In questo mondo in cui l’algoritmo pretende di sapere tutto di te, bisogna ricordare, con Lacan, che il reale è ciò che non funziona, ciò che sfugge al programma. Il mondo “funziona”, ma il reale, invece, fa buco.
L’algoritmo sa contare. Sa quante volte clicchi, scorri, quanti secondi resti davanti a un’immagine. Ma non è sapere, è cifra. E la cifra maschera sempre un vuoto. Perché il soggetto non è un dato: è quella fessura nel sapere. Il sogno, il lapsus, l’atto mancato, il sintomo: tante emergenze in cui il soggetto si rivela nella misura in cui elude la logica del calcolo.
Ci vendono il desiderio chiavi in mano: «Vuoi oggi ciò che hai voluto ieri!» Ma non è desiderio, è semplice domanda riciclata. Il desiderio autentico, Lacan lo ha ripetuto cento volte: è il desiderio dell’Altro. E questo Altro, nessun algoritmo lo codifica. Quanto ai social network, si riducono spesso a una fabbrica di sembianti.
Ecco il sintomo del disagio nella civiltà digitale.
Fortunatamente, restano soggetti che vengono a dire la loro sofferenza, la loro ripetizione, il loro fallimento.
Ed è lì che rimane il posto dell’analista: impegnato, sul limite, senza predire né calcolare, ma ascoltando ciò che non va. Inevitabilmente, con il reale, ci sarà fallimento — e dunque materia per l’analisi.

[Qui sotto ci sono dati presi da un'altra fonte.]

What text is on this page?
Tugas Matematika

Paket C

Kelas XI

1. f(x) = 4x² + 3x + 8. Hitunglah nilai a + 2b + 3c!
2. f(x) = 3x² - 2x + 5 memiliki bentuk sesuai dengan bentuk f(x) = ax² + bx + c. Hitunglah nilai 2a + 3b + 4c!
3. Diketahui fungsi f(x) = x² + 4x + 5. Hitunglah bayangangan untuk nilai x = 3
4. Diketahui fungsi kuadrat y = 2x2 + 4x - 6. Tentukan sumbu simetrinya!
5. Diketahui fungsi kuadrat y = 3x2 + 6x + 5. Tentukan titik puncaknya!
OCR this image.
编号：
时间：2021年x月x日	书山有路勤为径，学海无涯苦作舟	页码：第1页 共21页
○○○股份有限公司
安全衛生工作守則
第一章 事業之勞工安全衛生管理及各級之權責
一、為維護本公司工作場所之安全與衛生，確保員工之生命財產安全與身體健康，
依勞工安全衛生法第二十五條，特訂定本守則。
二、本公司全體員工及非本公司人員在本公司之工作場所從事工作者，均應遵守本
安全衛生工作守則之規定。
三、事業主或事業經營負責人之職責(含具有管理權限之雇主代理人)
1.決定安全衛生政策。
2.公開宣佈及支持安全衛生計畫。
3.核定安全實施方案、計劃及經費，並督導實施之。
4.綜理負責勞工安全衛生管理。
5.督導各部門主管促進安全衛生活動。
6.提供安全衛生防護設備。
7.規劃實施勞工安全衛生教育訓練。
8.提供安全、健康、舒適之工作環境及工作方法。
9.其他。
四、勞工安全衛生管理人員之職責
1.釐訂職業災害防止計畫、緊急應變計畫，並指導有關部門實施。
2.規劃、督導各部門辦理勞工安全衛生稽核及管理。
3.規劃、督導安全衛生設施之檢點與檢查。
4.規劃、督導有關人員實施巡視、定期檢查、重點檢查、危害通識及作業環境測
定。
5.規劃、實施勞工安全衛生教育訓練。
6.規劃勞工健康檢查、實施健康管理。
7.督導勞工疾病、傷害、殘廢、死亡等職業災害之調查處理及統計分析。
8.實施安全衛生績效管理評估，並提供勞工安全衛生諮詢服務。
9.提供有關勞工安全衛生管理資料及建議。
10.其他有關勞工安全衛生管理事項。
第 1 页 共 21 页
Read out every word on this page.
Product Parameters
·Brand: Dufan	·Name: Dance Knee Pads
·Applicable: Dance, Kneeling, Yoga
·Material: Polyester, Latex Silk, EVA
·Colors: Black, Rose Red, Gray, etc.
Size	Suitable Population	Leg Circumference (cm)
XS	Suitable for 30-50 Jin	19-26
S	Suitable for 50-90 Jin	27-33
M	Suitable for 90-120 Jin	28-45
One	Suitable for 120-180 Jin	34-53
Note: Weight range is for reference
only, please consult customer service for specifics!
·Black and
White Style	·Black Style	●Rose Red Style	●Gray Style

Sì, la psicoanalisi probabilmente non ha più l’aura di un tempo. Tanto meglio, diranno alcuni: questo le impedisce di diventare un’altra religione. Lo psicoanalista trova il proprio posto al margine, nelle zone d’ombra, là dove la parola inciampa. E finché ci sarà quell’inciampo, ci sarà qualcosa da fare.
Una società che affidasse interamente la cura psichica alle macchine sognerebbe di abolire il transfert, di cancellare il soggetto diviso a favore di un individuo trasparente e calcolabile. Ma sarebbe un’illusione: il reale dell’inconscio ritornerebbe sempre, come sintomo di un mondo che rifiuta di ascoltarlo.
Il convegno F.E.P. di Parigi, dal 6 al 9 novembre, «Il posto dell’inconscio oggi? Sfide e implicazioni cliniche», si baserà su queste questioni essenziali — e su molte altre — per farne materia di lavoro.